Dans la mesure où Bach « colla » au récit évangélique pour narrer le Chemin de Croix, elles se démarquent aussi de la passion-oratorio, dans laquelle le récit est entièrement libre. La présence des chorals luthériens renforce encore l'aspect canonique des partitions de Bach. Clairement, ce dernier vise à un équilibre entre une créativité libre de toutes contraintes et le souci d'éviter une confrontation ouverte avec le conservatisme réputé de Leipzig. Comme nous l'avons dit, la musique de ses passions illustre ses efforts pour contourner l’interdit municipal. Le cas de l’aria da capo (partie A suivie d’une partie B et enfin reprise ornée de la partie A), utilisée indifféremment au théâtre et à l’église par nombre de compositeurs de ce temps et que Neumeister appelait de ses vœux, est à cet égard révélateur. Bach ne l’adopte que partiellement, les reprises revêtant un visage assez singulier, ce qui est somme toute logique : la reprise ornée de l’aria da capo était destinée à montrer la virtuosité des chanteurs, objectif qui n’avait évidemment pas lieu d’être ici.

Bach proposa sa propre solution, composant certes des reprises mais pour aussitôt les modifier en une page presque nouvelle utilisant des parties du matériau thématique de la partie A. En revanche, il opta pour un style concertant « moderne » dans lesdits airs, avec l'adjonction régulière d'instruments solistes obligés – l'exemple le plus célèbre en est le violon douloureux d'Erbarme dich de la Saint Matthieu, mais on pourrait citer aussi la viole de gambe dans le non moins célèbre Es ist vollbracht de la Saint Jean.

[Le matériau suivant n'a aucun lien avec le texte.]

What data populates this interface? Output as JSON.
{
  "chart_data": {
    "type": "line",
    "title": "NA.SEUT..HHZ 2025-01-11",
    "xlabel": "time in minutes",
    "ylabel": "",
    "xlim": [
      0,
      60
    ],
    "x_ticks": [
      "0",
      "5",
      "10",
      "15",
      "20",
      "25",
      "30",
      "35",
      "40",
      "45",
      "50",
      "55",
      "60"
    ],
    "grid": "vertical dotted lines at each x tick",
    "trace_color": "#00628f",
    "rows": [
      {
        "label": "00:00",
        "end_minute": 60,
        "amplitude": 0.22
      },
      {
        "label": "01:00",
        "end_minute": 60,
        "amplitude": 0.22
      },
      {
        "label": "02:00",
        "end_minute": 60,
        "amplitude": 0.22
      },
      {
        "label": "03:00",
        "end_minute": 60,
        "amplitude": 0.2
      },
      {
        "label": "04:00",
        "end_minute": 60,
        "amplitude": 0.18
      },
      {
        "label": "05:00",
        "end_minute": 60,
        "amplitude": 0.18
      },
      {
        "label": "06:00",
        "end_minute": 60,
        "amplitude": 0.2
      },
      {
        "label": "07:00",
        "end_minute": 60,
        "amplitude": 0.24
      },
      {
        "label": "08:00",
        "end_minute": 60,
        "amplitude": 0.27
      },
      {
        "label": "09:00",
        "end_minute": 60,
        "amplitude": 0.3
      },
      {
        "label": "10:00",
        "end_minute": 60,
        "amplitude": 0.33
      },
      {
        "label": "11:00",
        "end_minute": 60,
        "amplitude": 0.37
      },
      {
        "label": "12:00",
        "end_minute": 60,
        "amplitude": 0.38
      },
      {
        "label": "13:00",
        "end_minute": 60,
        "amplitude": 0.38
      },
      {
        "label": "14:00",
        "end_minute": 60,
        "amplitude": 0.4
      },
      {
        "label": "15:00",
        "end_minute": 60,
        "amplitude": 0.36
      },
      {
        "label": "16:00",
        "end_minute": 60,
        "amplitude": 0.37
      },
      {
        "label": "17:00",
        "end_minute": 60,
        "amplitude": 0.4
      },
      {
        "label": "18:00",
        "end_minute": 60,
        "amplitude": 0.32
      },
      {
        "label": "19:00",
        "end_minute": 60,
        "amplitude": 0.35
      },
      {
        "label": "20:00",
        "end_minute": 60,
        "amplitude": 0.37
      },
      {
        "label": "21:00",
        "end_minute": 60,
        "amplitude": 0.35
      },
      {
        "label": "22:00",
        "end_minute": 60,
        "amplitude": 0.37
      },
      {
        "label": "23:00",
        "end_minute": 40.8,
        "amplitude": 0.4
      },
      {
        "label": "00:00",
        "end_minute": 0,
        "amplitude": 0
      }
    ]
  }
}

Une musique trop théâtrale ?

Mais le personnage principal des passions, outre l'Évangéliste et Jésus, c’est le chœur, omniprésent et protéiforme, qu’il soit turba (la foule qui s’en prend au Christ) ou assemblée des fidèles (dans les chorals). C’est lui qui ouvre et apporte leur conclusion aux deux passions, qui commente le drame qui se déroule avec compassion (l'ineffable air avec ténor Ich will bei meinem Jesum wachen de la Saint Matthieu) ou indignation (le duo poignant avec soprano et alto So ist mein Jesus gefangen de la Saint Matthieu). Suprême habileté : alors que les oreilles méfiantes des autorités de Leipzig étaient sans doute fixées sur les airs des passions, le Cantor produisit sa musique la plus théâtrale dans les passages choraux. Car, au final, c’est bien de théâtre dont il s’agit, malgré une spiritualité saisissante dès la première note.

Plusieurs témoignages font état de la perplexité (voire de l’indignation) des auditeurs de l’époque devant cette puissance expressive. Sa complexité musicale joua également en la défaveur de Bach lors de ses dernières années d’existence, le public se tournant résolument vers la simplicité séduisante du style galant, que son fils Carl Philipp Emanuel adopta franchement. Les passions tombèrent rapidement dans l’oubli et il fallut Felix Mendelssohn, son enthousiasme et l’exécution légendaire de 1829 pour que la Saint Matthieu ressuscitât, avant le grand dépoussiérage de la révolution baroque des années 1970. On ne peut que se réjouir de voir les passions de Bach occuper enfin la place qui leur revient de droit.